Signature: Just bug names
Two of your Grasshoppers, the olive green and white striped individual and the green crested individual are both quite unique looking and we thought they might be easy to identify, but that has not proven to be the case. They are not pictured on the Field Guide to Grasshoppers of Brisbane and South East Queensland, nor are they on Oz Animals which might mean their range is limited to the Northern Territory. We will continue to research your Grasshoppers’ identities. We are posting the images and perhaps one of our readers will have better luck than we have had.
Thank you for your try up to now. I am looking forward to hear from you again.
Identification: Thanks to a comment from Trevor, we now know that this is a Crested Tooth Grinder, Ecphantus quadrilobus, a species we already have in our archives and which is also pictured on iGoTerra and on FlickR.
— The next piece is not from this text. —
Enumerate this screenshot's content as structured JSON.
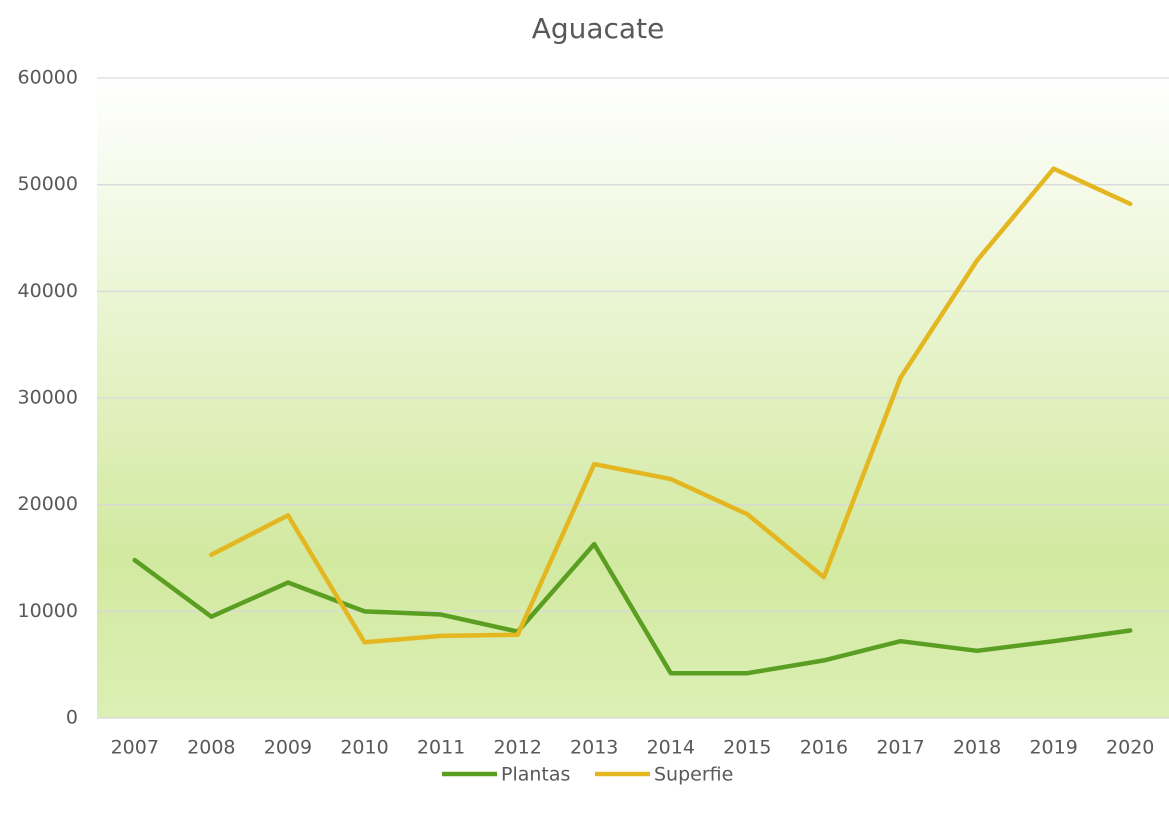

Letter 24 – Egyptian Grasshopper from Israel
What is that? 🙂
January 4, 2010
We found it inside a log in the garden/ It didnt move at all for three days…..now it’s gone. All we have is the post I posted in my blog with the pictures and a need to know what it was….?
you can see the pictures in the link. thank you 🙂
We don’t read Hebrew, so we couldn’t benefit from your blog posting. The photos do not show the entire body of the insect, but the head appears to be that of a Grasshopper in the suborder Caelifera. We are confused as to why it would have been inside a log as this is not the natural habitat nor the food for Grasshoppers. We tried to search the web for information on Grasshoppers from Israel, but we did not find anything that remotely resembled this individual.
Thany you so much for answering me.
We were hoping it’s an alien me and my 14 years old daughter 🙂
I’v also wrote to Pro. lev Fishelson from Tea Aviv U – the
zoology faculty this morning, and he just wrote me that this is a young Anacridium aegyptium….
So now both of us have learn something new today:)
Thank you again 🙂
Chelli and Aya 🙂
Hi again Chelli,
Thank you for providing us with the scientific name of the Egyptian Grasshopper or Egyptian Locust. We are linking to the Wildside Holidays page on this species as well as several amusing reports of residents from the UK finding Egyptian Grasshoppers in salads. We are guessing we may hear from noted entomophagist David Gracer that Egyptian Grasshoppers are edible.